Gerrit Cole once again showed a glimpse of what New York Yankees fans can expect this season out of their $324 million ace.
In his first intrasquad scrimmage Tuesday night, Cole threw five innings of one-hit ball, which required only 67 pitches (43 for strikes), with six strikeouts and two walks.
Cole started off needing only four pitches to punch out the leadoff man for the “Bombers,” outfielder Mike Tauchman, before allowing his only hit of the evening, a first-pitch home run to Miguel Andujar.
“I thought it was good; it was nice to get through five. We were efficient,” Cole said. “Bounced back from a couple walks well, and overall the location was pretty good.”
The right-hander, runner-up to former Houston Astros teammate Justin Verlander for the 2019 AL Cy Young Award after posting a 20-5 record and a career-best 2.50 ERA during the regular season, didn’t allow another hit and went on to retire the last nine batters he faced.
“Hit the load really well; worked with [catcher] Gary [Sanchez] well. Like I said, had all four [pitches] pretty much located well tonight. Need to work on the fastball command a little bit, but good progression,” he said.
During the spring, after each one of Cole’s games or bullpen sessions, manager Aaron Boone talked extensively about the ace’s focus and enthusiastic attention to detail. And that was certainly on display Tuesday night.
“Honestly [what stands out] is his intensity. He does not take a pitch off, and I’ve talked to him about that. He wants to be game-like every time he’s on the mound,” said rookie Michael King, who pitched a couple of scoreless innings of his own. “Even in these intrasquads, first one of spring training 2.0, and he’s mad at himself for missing pitches, mad at himself for not executing. So it’s that competitiveness and intensity that he brings that I hope to do the same.”
“I thought he threw the ball really well, and I thought he finished well, too,” Boone said. “That was the thing I thought was good to see — his stuff was really good from start to finish. I felt like in some ways, he even got a little bit sharper and in a good rhythm, especially with his slider later.”

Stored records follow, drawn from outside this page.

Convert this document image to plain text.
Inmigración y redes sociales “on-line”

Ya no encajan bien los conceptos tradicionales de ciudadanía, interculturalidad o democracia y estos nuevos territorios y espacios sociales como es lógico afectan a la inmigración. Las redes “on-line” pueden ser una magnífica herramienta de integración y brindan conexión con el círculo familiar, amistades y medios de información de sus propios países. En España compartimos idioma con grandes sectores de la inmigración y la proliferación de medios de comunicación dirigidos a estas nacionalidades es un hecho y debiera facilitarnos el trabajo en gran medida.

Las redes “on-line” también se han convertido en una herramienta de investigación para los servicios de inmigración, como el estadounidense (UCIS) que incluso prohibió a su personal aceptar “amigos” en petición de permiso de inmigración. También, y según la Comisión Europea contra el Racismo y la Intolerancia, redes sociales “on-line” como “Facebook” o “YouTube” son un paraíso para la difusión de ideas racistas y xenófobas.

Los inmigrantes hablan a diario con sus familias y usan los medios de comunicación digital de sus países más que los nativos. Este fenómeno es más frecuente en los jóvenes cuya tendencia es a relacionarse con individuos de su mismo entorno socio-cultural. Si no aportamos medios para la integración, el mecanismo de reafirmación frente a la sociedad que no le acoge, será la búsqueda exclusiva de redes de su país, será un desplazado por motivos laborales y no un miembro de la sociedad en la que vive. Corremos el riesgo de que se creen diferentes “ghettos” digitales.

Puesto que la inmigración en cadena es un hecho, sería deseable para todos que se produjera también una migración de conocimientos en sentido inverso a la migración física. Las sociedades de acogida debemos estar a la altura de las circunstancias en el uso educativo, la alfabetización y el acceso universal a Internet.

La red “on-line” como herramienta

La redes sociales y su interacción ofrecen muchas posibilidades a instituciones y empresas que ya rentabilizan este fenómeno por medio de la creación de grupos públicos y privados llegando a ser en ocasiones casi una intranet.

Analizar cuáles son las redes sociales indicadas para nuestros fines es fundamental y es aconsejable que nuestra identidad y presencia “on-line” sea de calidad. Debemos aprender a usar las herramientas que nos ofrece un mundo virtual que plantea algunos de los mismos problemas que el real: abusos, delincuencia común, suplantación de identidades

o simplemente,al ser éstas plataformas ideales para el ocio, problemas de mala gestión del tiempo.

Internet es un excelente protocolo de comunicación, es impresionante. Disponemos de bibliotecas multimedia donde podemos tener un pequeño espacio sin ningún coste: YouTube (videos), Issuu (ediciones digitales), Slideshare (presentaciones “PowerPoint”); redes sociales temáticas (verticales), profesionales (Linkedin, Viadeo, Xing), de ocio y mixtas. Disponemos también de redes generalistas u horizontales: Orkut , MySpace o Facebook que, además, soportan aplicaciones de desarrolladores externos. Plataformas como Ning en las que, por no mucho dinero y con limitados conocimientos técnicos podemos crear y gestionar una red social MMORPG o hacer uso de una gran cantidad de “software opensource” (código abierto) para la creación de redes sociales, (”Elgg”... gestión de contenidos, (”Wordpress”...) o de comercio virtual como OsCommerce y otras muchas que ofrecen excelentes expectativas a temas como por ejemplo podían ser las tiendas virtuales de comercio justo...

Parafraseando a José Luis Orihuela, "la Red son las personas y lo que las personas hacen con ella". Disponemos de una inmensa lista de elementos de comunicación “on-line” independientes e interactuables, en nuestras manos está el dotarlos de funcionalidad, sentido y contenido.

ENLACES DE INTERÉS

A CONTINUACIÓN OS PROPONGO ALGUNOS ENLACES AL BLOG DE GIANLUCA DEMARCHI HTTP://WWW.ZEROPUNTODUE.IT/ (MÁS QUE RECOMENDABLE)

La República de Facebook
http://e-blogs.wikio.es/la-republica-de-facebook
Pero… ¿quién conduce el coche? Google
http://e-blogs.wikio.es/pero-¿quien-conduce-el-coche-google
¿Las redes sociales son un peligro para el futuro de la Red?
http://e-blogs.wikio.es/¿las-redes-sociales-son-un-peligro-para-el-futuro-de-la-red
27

There was a lighthearted moment when, after striking out Tauchman, Cole thought that he could not reuse the ball that he had just thrown, and upon requesting a fresh one, gave up a home run with his next pitch.
According the wide-ranging protocols contained in the “2020 Operations Manual,” “Any baseball that is put in play and touched by multiple players shall be removed and exchanged for a new baseball. After an out, players are strongly discouraged from throwing the ball around the infield.”
“We weren’t exactly sure if we were supposed to keep it or not. So we kind of made a joke about it and it looks like I should have kept it,” Cole said. “I think there’s obviously going to be some added preparation in terms of really knowing the rules before we get out there, and that’s kind of all of our responsibilities, so it falls under the job description of playing during a pandemic. We’ll get it done and we’ll do it safely.”
Boone said the team has been easing into action outfielder Clint Frazier, who has been dealing with “a little foot issue the last couple of months.” Frazier served as the Bombers’ designated hitter for a second night in a row.
The third-year manager also said the Yankees had completed their intake testing, and only pitcher Jonathan Loaisiga, who was delayed due to travel issues from his home country of Nicaragua, had not finished the process. Boone said he was hopeful that Loaisiga, who is a consideration for a possible fifth starter spot, would be able to rejoin the team Wednesday.